Janov nennt solches Nacherleben ein Urerlebnis. Es kommt durch das Offenwerden in einem ruhigen therapeutischen Prozeß in einem unterstützenden Beziehungsraum zu einer selbstgewählten Zeit. Sein besonderes Kennzeichen sind die "Verbindungen", die verstehende Verbundenheit der existentiellen Gegenwart mit den existentiellen Gefühlen der Vergangenheit.

IV. Lebensschmerz und Lebenslust

1. FINDERUFE UND VERLORENHEITSSCHREIE

In einer solchen therapeutischen Arbeit suchen wir nach Bildern an der Wand dunkler Höhlen.

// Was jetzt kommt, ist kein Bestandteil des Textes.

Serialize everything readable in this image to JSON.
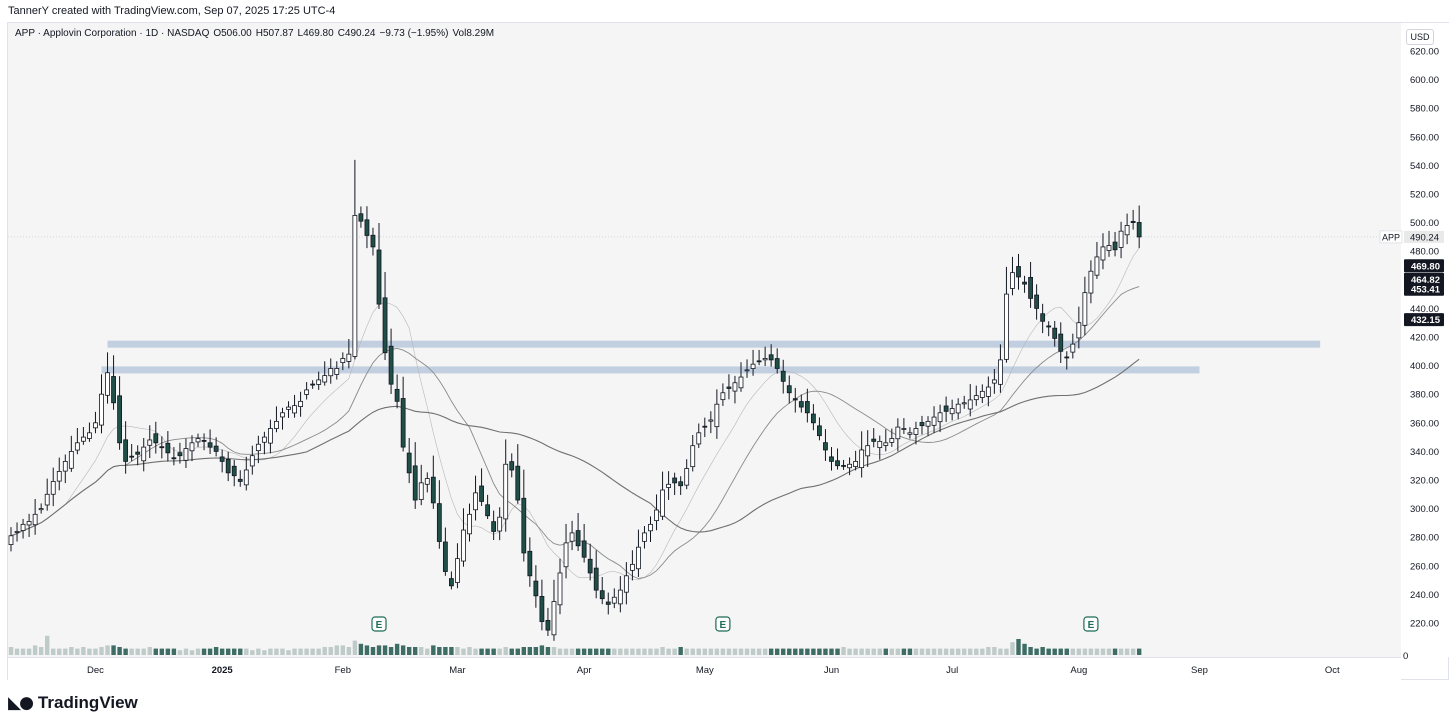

Wir lauschen nach den glücklichen Finderufe und den schmerzlichen Verlorenheitsschreien noch sprachloser Welten. Wir suchen Lebensgebilde zu erspüren, wo Drinnen und Draußen, Hell und Dunkel, Vorher und Nachher, Ich und Du, Mein und Dein noch ungeschieden sind. In der Großen Mutter -der allgegenwärtigen, allumfassenden- begegnen wir Leben und Da-Sein, Tod und Nicht-Sein. Zwischen Grandiosität und Ohnmacht, zwischen Paradies und Hölle, zwischen sehnsüchtigem Anspruch und bereitwilligem Opfern - in Kommunikation oder Nicht-Kommunikation mit einem fühlenden Du formt sich ein zartes, zerbrechliches Ich.

 2. LEBENSSCHMERZ UND LEBENSLUST

In den Lebensgestalten von frühem Leid und Glück erkennen wir: Ein Ungeborenes wird zum Leiden geprägt einmal durch physischen Schmerz und Todesgefahr und zum anderen, wenn die Beziehung zur Mutter und zum Vater in Frage gestellt ist. Wenn das Band unverbrüchlicher physicher und ununterbrochener psychischer Zugehörigkeit beschädigt wird, geschieht ein Verrat des Kindes und seine Verurteilung zum Leiden. Wenn dies Band durchtrennt wird, stirbt es. Zugehörigkeit und Kommunikation andererseits bedeuten Lebenslust. Sie sind Urteil zum Leben und zum Lieben.

3. GEDEIHEN

Hier am Anfang ist ein Raum, wo Leid Folgen hat. Hier haben wir Menschen unser erstes Heim, wo wir gedeihen oder verderben können. Im Dunkel des Beginns entwickelt sich unser physisch-psychisches Ich. Es will ins Tageslicht einer Menschengemeinschaft geboren werden und zu seiner eigentlichen Bestimmung wachsen: Mann oder Frau zu werden in einer Gemeinschaft. Der Größe dieses ersten Lebens- und Kommunikations-Raums sollten wir Achtung und Achtsamkeit schenken.